宇都宮敦『ピクニック』(現代短歌社、2018年)
雨が降っている。それがそのうち強くなって、はっきり束になって降るのが見えている。「雨あし」は雨脚。視界はだんだん、とおくのほうから白くぼんやりとしていって、ガードレールが見えていたのがうっすら消えるように見えている。うつくしいなあ、とおもう。

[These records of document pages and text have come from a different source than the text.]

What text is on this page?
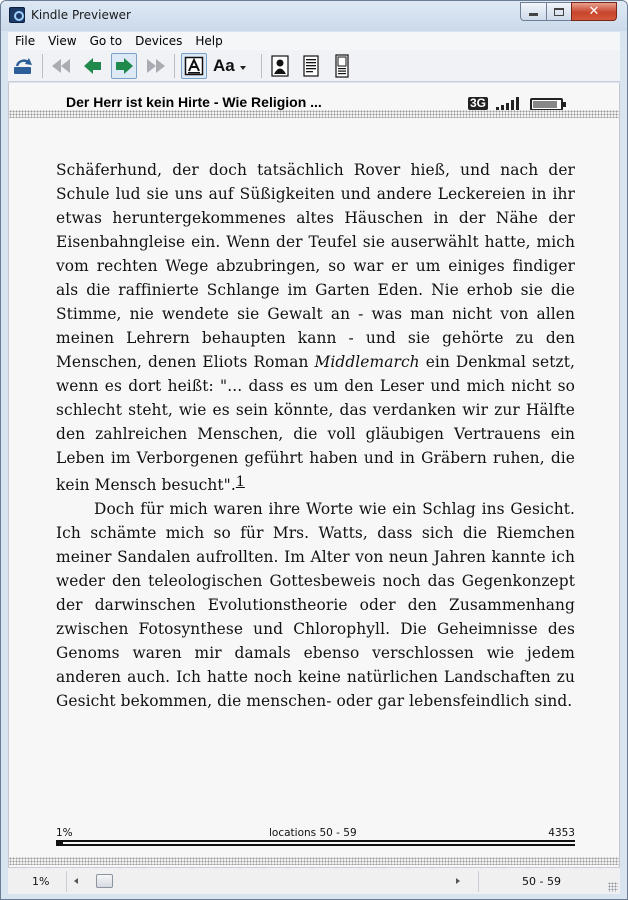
Kindle Previewer	✕
File View Go to Devices Help
Aa
Der Herr ist kein Hirte - Wie Religion ...	3G

Schäferhund, der doch tatsächlich Rover hieß, und nach der Schule lud sie uns auf Süßigkeiten und andere Leckereien in ihr etwas heruntergekommenes altes Häuschen in der Nähe der Eisenbahngleise ein. Wenn der Teufel sie auserwählt hatte, mich vom rechten Wege abzubringen, so war er um einiges findiger als die raffinierte Schlange im Garten Eden. Nie erhob sie die Stimme, nie wendete sie Gewalt an - was man nicht von allen meinen Lehrern behaupten kann - und sie gehörte zu den Menschen, denen Eliots Roman Middlemarch ein Denkmal setzt, wenn es dort heißt: "... dass es um den Leser und mich nicht so schlecht steht, wie es sein könnte, das verdanken wir zur Hälfte den zahlreichen Menschen, die voll gläubigen Vertrauens ein Leben im Verborgenen geführt haben und in Gräbern ruhen, die kein Mensch besucht".1

Doch für mich waren ihre Worte wie ein Schlag ins Gesicht. Ich schämte mich so für Mrs. Watts, dass sich die Riemchen meiner Sandalen aufrollten. Im Alter von neun Jahren kannte ich weder den teleologischen Gottesbeweis noch das Gegenkonzept der darwinschen Evolutionstheorie oder den Zusammenhang zwischen Fotosynthese und Chlorophyll. Die Geheimnisse des Genoms waren mir damals ebenso verschlossen wie jedem anderen auch. Ich hatte noch keine natürlichen Landschaften zu Gesicht bekommen, die menschen- oder gar lebensfeindlich sind.

1%	locations 50 - 59	4353
1%	50 - 59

一首はだいたいこういう場面だ。しかしこれでは、いかにも整理したあとの書き方になっている。もっと現場は、雑然としている。雨あしが強まるそのときはじめて、とつぜん雨を意識するのだし、まず「うつくしさ」を感じ取って、それから視線はガードレールを認識するのだ。
もういちど、うたを追ってみる。
うたは唐突に「やがて」と書かれ、雨あしの強まるその場面からはじまる。「やがて」以前は書かれていない。ふしぎと音は聞こえないが、雨あしが太く、あるいは密に視界を覆っていくのが見える。そしてたちまち白く、あいまいな雨の景色となる。
うつくしいなあ、とおもう。
なにかと見れば、「遠くけぶったガードレール」。はじめは視界に入っていても、見えてはいなかったのではないだろうか。雨あしの強くなった景色のなかに、まぎれるようにしてむしろ存在感を増したガードレールの白、その曲線、あるいは金属の質感。そのガードレールを中心とした、雨の風景。
〈見る〉こと〈おもう〉こと〈感じる〉ことの体感まばゆい一首である。